According to a fifth aspect, there is provided a computer program product stored on a non-transitory computer readable medium and executable in a data processing apparatus, the computer program product comprising a computer program code section for receiving first and second second-order spectrum coefficients for a first audio signal from a first device and a second audio signal from a second device, a computer program code section for determining a similarity of said first and second second-order spectrum coefficients, and a computer program code section for forming a control signal using said similarity, said control signal for controlling audio conferencing.

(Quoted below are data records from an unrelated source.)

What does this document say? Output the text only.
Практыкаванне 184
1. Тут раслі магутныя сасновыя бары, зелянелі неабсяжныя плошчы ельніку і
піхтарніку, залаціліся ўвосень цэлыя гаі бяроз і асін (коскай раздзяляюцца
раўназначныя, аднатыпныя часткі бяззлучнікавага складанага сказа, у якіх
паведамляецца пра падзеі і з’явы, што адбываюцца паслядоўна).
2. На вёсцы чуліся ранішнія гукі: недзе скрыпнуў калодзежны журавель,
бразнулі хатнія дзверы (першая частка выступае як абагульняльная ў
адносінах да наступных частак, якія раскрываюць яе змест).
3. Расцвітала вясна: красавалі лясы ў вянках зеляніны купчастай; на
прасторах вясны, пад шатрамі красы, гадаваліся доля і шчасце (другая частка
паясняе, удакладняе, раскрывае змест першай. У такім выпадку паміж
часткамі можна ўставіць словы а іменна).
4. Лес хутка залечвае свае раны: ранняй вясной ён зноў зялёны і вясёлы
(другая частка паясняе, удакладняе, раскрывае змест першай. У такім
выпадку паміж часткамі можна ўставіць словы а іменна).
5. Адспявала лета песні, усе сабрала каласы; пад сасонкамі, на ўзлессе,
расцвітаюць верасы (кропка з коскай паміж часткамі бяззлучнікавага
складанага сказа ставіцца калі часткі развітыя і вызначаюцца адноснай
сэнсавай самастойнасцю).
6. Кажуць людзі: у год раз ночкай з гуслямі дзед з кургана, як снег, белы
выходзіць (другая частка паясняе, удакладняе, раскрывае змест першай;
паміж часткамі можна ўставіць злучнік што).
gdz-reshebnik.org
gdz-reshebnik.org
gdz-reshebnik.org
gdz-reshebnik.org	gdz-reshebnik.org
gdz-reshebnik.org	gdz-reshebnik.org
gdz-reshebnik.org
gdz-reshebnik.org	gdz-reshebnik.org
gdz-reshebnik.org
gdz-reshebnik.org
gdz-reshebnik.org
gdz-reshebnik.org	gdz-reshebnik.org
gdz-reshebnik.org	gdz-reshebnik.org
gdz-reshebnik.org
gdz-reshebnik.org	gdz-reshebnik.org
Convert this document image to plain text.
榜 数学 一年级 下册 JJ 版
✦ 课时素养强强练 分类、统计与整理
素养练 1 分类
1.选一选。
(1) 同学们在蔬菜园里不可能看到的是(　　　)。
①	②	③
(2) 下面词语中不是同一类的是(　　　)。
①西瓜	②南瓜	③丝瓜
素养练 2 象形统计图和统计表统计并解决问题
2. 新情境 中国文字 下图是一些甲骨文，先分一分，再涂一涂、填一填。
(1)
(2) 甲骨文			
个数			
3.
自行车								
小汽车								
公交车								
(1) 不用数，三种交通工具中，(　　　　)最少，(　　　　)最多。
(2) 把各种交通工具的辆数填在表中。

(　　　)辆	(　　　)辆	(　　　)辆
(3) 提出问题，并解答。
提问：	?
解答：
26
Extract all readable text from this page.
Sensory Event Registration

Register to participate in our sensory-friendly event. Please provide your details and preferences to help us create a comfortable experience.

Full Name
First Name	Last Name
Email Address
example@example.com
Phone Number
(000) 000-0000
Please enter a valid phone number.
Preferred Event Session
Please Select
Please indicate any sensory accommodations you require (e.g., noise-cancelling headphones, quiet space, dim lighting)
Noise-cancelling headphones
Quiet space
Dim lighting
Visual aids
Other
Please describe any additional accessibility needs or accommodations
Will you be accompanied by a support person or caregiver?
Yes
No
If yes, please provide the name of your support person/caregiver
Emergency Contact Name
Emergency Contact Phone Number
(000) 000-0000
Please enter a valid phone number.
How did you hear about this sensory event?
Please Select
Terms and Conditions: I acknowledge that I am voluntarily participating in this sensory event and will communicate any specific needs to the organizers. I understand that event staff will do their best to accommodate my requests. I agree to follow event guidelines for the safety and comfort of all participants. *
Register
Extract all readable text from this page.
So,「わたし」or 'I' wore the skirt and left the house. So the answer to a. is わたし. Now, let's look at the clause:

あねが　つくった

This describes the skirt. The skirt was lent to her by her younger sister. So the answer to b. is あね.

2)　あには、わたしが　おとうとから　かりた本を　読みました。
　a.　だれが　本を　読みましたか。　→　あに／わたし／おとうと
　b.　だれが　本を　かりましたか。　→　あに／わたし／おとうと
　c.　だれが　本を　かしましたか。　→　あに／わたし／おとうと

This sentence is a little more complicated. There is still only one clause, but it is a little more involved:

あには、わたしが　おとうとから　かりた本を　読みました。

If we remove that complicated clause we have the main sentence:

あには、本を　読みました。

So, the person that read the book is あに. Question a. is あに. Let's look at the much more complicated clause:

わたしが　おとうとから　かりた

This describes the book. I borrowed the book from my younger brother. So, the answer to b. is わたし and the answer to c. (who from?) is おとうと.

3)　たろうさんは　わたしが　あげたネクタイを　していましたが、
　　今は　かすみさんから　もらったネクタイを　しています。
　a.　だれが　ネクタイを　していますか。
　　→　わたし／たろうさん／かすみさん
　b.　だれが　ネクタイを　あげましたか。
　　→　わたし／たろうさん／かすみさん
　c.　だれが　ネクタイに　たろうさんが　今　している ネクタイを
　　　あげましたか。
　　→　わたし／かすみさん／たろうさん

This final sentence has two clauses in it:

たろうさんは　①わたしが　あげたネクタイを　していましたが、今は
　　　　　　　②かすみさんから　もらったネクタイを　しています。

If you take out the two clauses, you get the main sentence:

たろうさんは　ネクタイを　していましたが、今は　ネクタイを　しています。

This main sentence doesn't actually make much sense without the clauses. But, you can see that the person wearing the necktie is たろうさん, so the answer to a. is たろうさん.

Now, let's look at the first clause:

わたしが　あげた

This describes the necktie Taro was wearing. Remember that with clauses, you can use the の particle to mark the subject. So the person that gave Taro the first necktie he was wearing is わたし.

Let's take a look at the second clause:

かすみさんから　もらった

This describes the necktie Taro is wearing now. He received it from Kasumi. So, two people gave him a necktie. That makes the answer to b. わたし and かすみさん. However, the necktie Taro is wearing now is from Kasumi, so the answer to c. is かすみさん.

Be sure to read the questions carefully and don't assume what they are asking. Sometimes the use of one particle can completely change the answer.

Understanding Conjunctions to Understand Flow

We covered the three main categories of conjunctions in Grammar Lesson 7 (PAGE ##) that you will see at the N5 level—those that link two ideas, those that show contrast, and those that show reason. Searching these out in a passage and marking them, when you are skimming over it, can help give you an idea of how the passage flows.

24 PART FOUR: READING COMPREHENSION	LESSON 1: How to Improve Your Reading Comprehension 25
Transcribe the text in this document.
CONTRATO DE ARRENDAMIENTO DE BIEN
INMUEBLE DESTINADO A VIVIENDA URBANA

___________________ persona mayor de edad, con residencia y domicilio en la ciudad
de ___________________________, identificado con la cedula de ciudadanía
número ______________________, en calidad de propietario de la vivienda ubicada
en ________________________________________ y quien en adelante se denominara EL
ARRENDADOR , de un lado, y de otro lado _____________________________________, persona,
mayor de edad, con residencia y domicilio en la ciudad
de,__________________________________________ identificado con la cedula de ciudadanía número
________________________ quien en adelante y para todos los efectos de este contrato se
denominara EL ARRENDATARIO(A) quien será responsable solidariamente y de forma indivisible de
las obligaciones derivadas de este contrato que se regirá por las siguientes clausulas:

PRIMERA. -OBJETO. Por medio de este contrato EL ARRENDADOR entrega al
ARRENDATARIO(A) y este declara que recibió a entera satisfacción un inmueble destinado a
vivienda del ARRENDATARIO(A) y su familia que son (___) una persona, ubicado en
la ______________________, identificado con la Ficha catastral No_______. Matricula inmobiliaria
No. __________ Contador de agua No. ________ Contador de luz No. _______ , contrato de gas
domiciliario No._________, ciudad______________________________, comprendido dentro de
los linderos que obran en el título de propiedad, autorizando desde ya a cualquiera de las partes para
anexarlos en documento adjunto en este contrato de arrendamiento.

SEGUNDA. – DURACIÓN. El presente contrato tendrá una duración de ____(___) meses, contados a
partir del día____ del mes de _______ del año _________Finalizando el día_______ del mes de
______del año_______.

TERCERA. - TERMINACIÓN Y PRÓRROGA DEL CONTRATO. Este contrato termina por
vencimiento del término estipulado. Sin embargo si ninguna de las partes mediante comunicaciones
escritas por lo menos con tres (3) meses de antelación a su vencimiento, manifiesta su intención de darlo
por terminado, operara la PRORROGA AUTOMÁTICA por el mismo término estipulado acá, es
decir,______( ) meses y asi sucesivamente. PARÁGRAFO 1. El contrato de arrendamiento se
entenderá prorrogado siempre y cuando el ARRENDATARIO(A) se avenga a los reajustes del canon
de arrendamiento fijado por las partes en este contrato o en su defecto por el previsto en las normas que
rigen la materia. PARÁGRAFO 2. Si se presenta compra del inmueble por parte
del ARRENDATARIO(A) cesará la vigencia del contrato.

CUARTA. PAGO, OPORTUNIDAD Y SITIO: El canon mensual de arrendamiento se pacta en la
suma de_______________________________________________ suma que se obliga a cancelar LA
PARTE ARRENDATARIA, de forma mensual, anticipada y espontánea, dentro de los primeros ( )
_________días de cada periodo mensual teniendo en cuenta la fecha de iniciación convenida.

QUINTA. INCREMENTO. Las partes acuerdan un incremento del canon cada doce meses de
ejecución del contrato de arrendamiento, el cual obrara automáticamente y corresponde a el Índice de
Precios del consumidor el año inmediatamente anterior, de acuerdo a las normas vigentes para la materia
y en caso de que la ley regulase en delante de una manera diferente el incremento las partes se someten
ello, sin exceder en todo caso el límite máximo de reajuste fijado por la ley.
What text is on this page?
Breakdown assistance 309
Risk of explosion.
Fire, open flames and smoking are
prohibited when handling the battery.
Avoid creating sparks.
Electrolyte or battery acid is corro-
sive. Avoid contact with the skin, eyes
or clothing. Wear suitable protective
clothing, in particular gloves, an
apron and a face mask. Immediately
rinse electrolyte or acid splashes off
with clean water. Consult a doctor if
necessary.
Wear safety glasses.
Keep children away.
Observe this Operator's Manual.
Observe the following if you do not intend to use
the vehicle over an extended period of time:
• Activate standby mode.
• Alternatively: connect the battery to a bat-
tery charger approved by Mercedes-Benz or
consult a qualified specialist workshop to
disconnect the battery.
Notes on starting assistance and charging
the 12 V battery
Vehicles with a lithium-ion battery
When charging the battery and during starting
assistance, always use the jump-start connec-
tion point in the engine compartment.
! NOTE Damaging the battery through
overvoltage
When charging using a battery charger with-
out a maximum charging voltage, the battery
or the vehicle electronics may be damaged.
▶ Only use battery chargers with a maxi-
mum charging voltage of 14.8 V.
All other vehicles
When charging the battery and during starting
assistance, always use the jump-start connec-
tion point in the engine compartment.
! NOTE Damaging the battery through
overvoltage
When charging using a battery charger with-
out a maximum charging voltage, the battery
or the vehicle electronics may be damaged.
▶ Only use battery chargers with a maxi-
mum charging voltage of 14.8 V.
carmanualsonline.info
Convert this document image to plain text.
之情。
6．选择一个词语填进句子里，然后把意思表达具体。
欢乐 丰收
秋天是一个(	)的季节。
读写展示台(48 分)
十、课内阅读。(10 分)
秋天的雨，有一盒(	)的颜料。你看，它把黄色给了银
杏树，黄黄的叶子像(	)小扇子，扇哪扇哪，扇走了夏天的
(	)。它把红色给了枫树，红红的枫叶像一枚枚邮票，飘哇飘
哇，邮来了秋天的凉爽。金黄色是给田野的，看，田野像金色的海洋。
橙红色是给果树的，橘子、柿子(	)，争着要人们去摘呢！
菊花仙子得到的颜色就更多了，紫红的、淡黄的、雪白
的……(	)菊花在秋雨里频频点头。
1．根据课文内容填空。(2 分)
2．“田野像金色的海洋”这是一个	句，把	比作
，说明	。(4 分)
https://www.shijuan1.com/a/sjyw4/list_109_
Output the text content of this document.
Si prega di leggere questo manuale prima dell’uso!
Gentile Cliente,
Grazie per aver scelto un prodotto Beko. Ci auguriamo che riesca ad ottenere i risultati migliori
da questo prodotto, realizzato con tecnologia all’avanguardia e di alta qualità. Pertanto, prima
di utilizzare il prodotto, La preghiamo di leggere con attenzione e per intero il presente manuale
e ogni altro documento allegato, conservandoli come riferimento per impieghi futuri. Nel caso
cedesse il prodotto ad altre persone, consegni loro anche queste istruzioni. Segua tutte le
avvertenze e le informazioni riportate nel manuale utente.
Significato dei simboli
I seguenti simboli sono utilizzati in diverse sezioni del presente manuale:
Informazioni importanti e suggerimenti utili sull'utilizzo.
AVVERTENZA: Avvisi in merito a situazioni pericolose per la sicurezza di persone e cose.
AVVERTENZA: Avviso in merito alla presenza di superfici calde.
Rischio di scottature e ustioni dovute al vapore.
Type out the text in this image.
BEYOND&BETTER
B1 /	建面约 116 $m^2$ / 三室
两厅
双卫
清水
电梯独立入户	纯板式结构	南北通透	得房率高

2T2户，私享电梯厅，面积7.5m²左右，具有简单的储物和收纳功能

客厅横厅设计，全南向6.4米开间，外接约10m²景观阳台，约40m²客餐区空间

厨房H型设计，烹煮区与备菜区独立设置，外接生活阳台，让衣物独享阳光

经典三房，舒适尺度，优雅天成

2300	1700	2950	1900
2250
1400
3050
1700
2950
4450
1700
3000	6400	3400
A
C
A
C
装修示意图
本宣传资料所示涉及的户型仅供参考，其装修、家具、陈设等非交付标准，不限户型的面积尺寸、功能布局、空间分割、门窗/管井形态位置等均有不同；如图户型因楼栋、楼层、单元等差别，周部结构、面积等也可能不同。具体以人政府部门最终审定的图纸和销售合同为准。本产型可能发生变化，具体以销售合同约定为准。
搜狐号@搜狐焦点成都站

According to a sixth aspect there is provided a computer program product stored on a non-transitory computer readable medium and executable in a data processing apparatus, the computer program product comprising a computer program code section for receiving a first audio signal from a first device and a second audio signal from a second device, a computer program code section for computing first and second power spectrum coefficients from said first and second audio signals, respectively, by applying a transform to said audio signals, a computer program code section for computing first and second second-order spectrum coefficients from said first and second power spectrum coefficients, respectively, by applying a transform to said power spectrum coefficients, a computer program code section for determining a similarity of said first and second second-order spectrum coefficients, and a computer program code section for using said similarity in controlling audio conferencing.

According to a seventh aspect there is provided a computer program product stored on a non-transitory computer readable medium and executable in a data processing apparatus, the computer program product comprising computer program code sections for carrying out the method steps according to the first aspect and its embodiments.

DESCRIPTION OF THE DRAWINGS

In the following, various embodiments of the invention will be described in more detail with reference to the appended drawings, in which

FIG. 1 shows a flow chart of a method for audio conferencing according to an embodiment;

FIGS. 2a and 2b shows a system and devices for audio conferencing according to an embodiment;

FIGS. 3a and 3b Illustrate an audio conferencing arrangement according to an embodiment;

FIG. 4 shows a block diagram for forming a control signal for controlling an audio conference according to an embodiment;

FIGS. 5a and 5b show the use of topology analysis according to an embodiment;

FIGS. 6a, 6b and 6c illustrate signal processing for controlling an audio conference according to an embodiment; and

FIG. 7 shows a flow chart for a method for audio conferencing according to an embodiment.

DESCRIPTION OF THE EXAMPLE EMBODIMENTS

In the following, several embodiments will be described in the context of audio conferencing. It is to be noted, however, that the invention is not limited to audio conferencing, but can be used in other contexts like persistent communication. In fact, the different embodiments have applications in any environment where improved processing of audio from multiple sources is required.

Various embodiments have applications in the field of audio conferencing, e.g. distributed teleconferencing. The concept of distributed teleconferencing such as shown in FIG. 3 means that people located in the same acoustical space (conference room) participate in a teleconference session each using their own mobile device as their personal microphone and loudspeaker.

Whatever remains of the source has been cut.